A number of liberal thinkers have critiqued the obsession of western universities with political correctness. In the aftermath of Trump’s election, Mark Lilla wrote that the obsession with diversity issues on campuses was playing into the hands of outlets like Fox News, which love to mock "campus craziness".
Dissident feminist, Camille Paglia wrote in Time: "How is it possible that today’s academic Left has supported rather than protested campus speech codes as well as the grotesque surveillance and over-regulation of student life? American colleges have abandoned their educational mission and become government colonies, ruled by officious bureaucrats enforcing federal dictates."
The sociologist Jonathan Cole pointed out in the Atlantic that these "vigilant speech monitors", have followed all their lives "a straight and narrow path". They have never deviated into "a passion unrelated to school work, and have not been allowed, therefore, to live what many would consider a normal childhood – to play, to learn by doing, to challenge their teachers, to make mistakes."
Bromwich quotes the redoubtable Beatrix Campbell: "Debate is not a death sentence and feeling offended is not the same as feeling or being exterminated.

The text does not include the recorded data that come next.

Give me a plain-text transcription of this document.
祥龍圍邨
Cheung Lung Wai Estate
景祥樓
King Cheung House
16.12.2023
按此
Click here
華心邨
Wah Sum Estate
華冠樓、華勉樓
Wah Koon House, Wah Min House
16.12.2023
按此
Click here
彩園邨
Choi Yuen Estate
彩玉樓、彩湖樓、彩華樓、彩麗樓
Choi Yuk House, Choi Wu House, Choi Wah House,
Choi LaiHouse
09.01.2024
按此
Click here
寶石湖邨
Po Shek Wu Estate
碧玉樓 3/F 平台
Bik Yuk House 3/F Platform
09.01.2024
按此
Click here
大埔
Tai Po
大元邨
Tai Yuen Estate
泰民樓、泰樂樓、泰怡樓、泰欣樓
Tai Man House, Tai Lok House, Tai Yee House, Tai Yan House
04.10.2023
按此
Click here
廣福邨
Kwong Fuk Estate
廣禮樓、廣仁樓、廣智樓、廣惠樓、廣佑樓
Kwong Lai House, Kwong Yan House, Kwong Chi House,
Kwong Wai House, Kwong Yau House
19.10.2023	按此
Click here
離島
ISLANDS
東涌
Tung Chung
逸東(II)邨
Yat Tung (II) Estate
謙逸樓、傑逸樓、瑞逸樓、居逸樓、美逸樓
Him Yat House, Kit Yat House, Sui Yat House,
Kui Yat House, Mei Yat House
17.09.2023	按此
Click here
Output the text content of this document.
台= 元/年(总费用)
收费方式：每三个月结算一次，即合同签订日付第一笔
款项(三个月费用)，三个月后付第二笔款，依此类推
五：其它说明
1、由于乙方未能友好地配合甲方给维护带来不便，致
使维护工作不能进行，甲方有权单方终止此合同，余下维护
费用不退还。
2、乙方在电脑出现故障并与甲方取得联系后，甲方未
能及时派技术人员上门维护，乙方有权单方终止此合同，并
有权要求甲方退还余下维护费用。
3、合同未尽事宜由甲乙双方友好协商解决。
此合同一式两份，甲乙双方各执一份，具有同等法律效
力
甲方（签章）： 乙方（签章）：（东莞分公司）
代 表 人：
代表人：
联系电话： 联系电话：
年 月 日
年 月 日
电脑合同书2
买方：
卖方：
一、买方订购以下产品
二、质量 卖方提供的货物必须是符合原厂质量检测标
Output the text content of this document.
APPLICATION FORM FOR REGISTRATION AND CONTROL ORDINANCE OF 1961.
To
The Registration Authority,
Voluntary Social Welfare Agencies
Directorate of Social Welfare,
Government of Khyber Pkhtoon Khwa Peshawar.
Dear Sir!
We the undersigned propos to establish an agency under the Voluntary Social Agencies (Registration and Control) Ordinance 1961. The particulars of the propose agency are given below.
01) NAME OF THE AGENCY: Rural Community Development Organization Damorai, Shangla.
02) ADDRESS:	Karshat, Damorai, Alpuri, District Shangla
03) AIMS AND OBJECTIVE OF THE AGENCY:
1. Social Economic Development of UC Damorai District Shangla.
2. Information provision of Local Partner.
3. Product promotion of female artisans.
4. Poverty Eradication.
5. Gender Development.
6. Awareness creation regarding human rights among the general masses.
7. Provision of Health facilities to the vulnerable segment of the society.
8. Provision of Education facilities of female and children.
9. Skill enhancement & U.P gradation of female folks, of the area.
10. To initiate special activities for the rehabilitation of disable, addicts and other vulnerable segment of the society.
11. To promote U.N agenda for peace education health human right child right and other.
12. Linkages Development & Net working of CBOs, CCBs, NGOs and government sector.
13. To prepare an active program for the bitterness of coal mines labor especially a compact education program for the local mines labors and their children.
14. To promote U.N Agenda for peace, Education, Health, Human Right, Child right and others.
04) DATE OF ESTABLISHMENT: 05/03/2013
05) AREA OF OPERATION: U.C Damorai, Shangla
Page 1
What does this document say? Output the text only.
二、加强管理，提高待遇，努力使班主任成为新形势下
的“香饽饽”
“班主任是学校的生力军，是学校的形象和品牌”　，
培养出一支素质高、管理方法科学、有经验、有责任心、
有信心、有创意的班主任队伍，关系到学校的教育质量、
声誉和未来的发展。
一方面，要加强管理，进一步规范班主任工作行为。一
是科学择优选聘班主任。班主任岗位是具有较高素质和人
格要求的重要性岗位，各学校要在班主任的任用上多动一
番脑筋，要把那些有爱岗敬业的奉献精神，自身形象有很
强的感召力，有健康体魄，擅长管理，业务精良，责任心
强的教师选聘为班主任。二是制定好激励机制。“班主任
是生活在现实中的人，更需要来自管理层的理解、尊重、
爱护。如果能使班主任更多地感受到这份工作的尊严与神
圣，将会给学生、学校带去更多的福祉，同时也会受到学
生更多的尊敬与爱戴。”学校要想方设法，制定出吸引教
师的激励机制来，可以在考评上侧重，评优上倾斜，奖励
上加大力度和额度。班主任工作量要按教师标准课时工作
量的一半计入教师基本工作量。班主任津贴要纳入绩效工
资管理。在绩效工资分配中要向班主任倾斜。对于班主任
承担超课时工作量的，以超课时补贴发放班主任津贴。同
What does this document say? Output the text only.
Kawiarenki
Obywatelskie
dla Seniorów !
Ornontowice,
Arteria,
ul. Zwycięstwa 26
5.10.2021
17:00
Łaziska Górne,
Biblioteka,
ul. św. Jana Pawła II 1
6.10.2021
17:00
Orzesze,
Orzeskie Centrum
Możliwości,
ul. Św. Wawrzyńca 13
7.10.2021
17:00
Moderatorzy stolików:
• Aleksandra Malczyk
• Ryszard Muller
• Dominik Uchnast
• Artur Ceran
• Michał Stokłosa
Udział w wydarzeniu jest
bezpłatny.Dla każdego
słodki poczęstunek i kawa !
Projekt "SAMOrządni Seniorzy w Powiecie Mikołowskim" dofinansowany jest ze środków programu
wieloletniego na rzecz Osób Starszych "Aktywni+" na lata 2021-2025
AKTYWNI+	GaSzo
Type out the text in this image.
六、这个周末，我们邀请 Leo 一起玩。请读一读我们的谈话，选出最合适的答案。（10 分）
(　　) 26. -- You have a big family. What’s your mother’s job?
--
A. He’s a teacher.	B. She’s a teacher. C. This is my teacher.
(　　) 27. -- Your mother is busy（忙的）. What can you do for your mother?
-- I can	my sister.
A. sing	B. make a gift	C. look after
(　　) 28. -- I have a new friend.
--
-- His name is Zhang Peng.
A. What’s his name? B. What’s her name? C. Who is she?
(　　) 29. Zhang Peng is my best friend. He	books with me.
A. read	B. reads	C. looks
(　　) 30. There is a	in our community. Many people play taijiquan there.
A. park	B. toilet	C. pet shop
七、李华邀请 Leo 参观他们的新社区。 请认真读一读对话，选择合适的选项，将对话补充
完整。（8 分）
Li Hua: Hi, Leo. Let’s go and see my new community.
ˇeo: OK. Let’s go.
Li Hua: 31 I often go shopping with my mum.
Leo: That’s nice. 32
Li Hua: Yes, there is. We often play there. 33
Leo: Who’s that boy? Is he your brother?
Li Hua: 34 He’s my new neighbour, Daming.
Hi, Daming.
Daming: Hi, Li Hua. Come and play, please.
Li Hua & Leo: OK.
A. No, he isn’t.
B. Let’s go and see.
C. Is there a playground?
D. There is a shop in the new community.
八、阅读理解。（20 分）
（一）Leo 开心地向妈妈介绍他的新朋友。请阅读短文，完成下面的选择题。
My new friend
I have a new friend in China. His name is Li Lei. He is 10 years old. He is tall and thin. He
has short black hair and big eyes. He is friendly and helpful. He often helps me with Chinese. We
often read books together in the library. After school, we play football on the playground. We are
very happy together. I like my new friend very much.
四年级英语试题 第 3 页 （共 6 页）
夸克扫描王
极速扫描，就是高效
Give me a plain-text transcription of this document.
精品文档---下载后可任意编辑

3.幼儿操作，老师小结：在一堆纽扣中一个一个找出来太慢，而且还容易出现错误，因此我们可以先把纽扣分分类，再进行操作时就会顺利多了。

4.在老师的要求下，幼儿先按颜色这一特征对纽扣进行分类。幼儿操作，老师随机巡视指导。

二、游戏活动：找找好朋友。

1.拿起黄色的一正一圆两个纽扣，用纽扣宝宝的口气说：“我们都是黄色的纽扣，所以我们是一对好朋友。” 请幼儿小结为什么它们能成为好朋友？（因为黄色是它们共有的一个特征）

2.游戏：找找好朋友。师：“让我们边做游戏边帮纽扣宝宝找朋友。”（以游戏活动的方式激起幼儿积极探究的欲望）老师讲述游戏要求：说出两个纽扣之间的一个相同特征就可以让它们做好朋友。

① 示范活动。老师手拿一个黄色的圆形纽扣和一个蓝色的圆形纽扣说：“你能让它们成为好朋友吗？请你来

There is a human right to life, but there is no right to be not offended," before concluding: "The truth is that in some areas we are close to excogitating a right not to feel offended. The words 'right,' 'feel' and 'offended' in Campbell’s sharp formulation, all are coming to have legal definitions that carry immediate force. It is a right because its violation exposes the offender to penalties of fine, imprisonment or mandatory re-education. Feeling counts because feeling in the offended person is a dispositive fact: proof (which needs no further support) that a crime was committed. We are not far in America – is it just America? – from evolving a right to feel good about ourselves."